А между тем судьба этого поселка мастеровых людей весьма примечательна. Еще в царствование Петра Великого, когда медь стала государству превыше религии, делом живота либо смерти, в Прикамье закопошились предприимчивые людишки. Уфимский обыватель Федька Молодой сторговал у крестьянина мельницу на речке Мазуевке, наладил возле нее печь с клинчатыми мехами для дутья, навозил гору какого-то песку. И вылетел в трубу. Года два, а то и три подряд плавил медь на ручном заводике рыжий подполковник Нейгардт. Торжественно погрузил всю медь на один струг, повез. Но ушел струг на камское дно на потеху рыбам.

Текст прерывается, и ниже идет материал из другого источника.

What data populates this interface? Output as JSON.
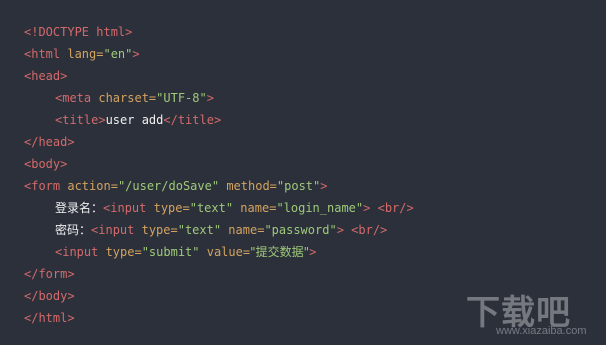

Когда прискакал к Каменному поясу «птенец гнезда Петрова» капитан Татищев, только в Кунгуре нашел единственный заводик рудопромышленника Огнева, да и тот на ладан дышал. Взвалили заводик на подводы, отправили на Егошиху. Места были там гожие, берега речки Мулянки показали богатую руду, вода для плотины под боком, Кама для транспорту — лучше нету. Быть здесь казенному медеплавильному заведению!..

Зеленым дымом потянуло в таежные, дикие дебри. Косоглазые, в облезлых шкурах охотники, побросав луки и стрелы, бесшумно побежали прочь. Заметались по веткам белка и соболь, поплыли, фыркая, поблескивая темным мехом, хозяйственные бобры. А там закурились уже Пыскорский, Висимский, Юговский заводы; и на подмогу им, посреди мшистых в два обхвата сосен, на юркой речке Мотовилихе заложили в 1736 году еще один завод. Сперва чистили в нем только черную медь. Но — рудники рядышком, лес такой, что жги на уголь сколько понадобится, — начали мастеровые колдовать над печами.

И что же — со временем захирели заводы, лишь Мотовилиха удержалась. Выстояла, да ненадолго. Скудели возле нее обманчивые рудники. Граф Воронцов купил бросовый завод у Камы за гроши, старался выжать из него даже молозиво, повторяя знаменитые слова Людовика XV: «После нас хоть потоп».

Застонали мастеровые люди, и только в декабрьские морозы за сто верст от Мотовилихи заржали кони пугачевских разъездов, завод замер в ожидании огневых дел. Лишь у печей лили ведуны легкие пушки в подарок батюшке-царю. Но сложил свою голову мужицкий царь, а Екатерина Вторая указала строить город Пермь и откупила у Воронцова Мотовилиху обратно в казну. Граф был утешен сотней тысяч рублей и прощением государственных недоимок на ту же сумму.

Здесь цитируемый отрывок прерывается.